Climate change, catchment alteration. We assume that the uncertainty in extreme sea levels and river discharge can be represented by a normal distribution with a location parameter of zero. The scale parameter of the distribution is assumed to be equal to the mean absolute error between modelled and observed extreme sea levels and river discharge during events recorded in the factual modelled flood catalogue (30). The mean absolute errors from the validation were averaged per country. Countries with very few data points or no validation data at all were combined with neighbouring countries with more data. River discharge in this analysis was normalized per km² of upstream area. Then, a transformation factor of sea level or discharge into impacts was estimated per NUTS3 region using available flood hazard maps and exposure maps for 2020. In this way, the uncertainty distribution of sea level or discharge can be sampled and then converted into a percent deviation of flood impacts from the model’s deterministic estimate.

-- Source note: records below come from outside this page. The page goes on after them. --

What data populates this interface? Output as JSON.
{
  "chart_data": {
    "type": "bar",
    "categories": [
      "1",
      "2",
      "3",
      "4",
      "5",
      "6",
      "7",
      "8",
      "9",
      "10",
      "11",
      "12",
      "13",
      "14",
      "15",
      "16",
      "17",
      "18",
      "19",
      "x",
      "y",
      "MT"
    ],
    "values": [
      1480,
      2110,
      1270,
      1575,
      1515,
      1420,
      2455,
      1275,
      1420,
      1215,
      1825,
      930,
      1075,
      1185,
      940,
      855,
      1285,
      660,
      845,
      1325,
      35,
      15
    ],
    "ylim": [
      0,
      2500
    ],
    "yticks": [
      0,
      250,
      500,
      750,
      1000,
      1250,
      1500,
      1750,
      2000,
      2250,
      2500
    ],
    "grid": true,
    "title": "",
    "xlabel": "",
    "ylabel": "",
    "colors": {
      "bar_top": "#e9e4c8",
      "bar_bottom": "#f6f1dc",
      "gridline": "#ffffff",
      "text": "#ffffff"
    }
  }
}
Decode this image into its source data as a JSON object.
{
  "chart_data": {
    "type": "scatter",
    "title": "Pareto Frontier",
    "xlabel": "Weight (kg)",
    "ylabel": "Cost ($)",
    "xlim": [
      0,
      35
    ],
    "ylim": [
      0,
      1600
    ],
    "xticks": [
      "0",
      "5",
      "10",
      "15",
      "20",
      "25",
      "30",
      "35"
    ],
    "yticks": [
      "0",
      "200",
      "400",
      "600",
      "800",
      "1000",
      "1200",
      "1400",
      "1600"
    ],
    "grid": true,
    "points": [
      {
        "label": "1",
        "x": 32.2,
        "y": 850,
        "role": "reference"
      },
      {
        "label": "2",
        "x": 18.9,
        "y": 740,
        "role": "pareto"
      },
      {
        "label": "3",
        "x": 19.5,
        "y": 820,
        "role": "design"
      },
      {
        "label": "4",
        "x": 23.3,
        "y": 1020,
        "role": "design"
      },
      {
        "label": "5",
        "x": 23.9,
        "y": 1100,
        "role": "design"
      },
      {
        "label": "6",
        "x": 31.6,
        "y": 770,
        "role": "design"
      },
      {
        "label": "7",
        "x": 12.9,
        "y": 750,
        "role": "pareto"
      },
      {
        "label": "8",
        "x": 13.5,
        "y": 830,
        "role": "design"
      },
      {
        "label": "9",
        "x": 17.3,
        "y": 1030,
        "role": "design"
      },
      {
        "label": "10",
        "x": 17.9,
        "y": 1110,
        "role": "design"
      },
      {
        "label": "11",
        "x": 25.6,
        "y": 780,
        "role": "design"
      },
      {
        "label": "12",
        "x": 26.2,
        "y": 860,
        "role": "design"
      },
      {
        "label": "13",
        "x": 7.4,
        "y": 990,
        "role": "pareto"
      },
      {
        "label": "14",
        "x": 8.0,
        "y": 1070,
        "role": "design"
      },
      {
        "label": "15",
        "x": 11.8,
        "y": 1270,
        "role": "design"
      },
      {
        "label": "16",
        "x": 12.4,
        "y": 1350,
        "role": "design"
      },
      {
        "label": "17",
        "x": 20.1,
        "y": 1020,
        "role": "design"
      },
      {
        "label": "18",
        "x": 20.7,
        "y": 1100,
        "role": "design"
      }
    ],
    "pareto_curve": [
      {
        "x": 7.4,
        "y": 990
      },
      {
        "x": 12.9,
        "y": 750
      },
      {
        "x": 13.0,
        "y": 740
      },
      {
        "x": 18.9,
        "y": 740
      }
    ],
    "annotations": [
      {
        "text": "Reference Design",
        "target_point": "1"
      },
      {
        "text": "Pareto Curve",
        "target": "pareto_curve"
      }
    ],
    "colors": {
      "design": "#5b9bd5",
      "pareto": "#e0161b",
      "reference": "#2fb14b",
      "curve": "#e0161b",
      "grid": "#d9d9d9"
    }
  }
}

Population and economic growth. We assume that the uncertainty of population and GDP can be represented by a normal distribution with a location parameter of zero. The scale parameter of the distribution was assumed to be 2% for population and 3% for GDP per capita in 2020. The value of the parameter for population remains stable for all years, while for GDP it increases by 0.1 pp. per year up to 10% in 1950. The value for population is based on scarce post-enumeration evaluations of population census in developed countries (65–67), which indicate that error of those is usually less than 2%. The 3% value for GDP in 2020 is equivalent to the average revision of historical GDP figures in European countries when transitioning from the ESA 1995 to the ESA 2010 system of national accounts (based on current and archived Eurostat data (32)). The 10% figure is roughly equivalent to the revision of GDP figures for European countries in 1950 between the 2010 and 2023 iterations of the Maddison Project Database of historical GDP estimates (68). It also reflects the lower availability of subnational GDP data in early decades compared to almost complete data in the recent two decades.
Land use and economic structure. The uncertainty was sampled from the uncertainty bounds (nearly uniformly-distributed) of the HANZE exposure model (32). It represents the uncertainty of changes in population distribution due to urbanization, modelled with copulas, and the uncertainty of land-use transitions modelled with a Bayesian Network.
Flood protection levels, flood vulnerability. The uncertainty was sampled from the probabilistic output of the vine-copula models (33). For flood protection levels, the change in impacts due to uncertainty of impacts at the NUTS3 level was assessed using potential impact with depth-damage functions without applying the vine-copula vulnerability models. This was done to avoid reapplying the vine-copula model for each sample of possible flood footprints, which would be too computationally demanding.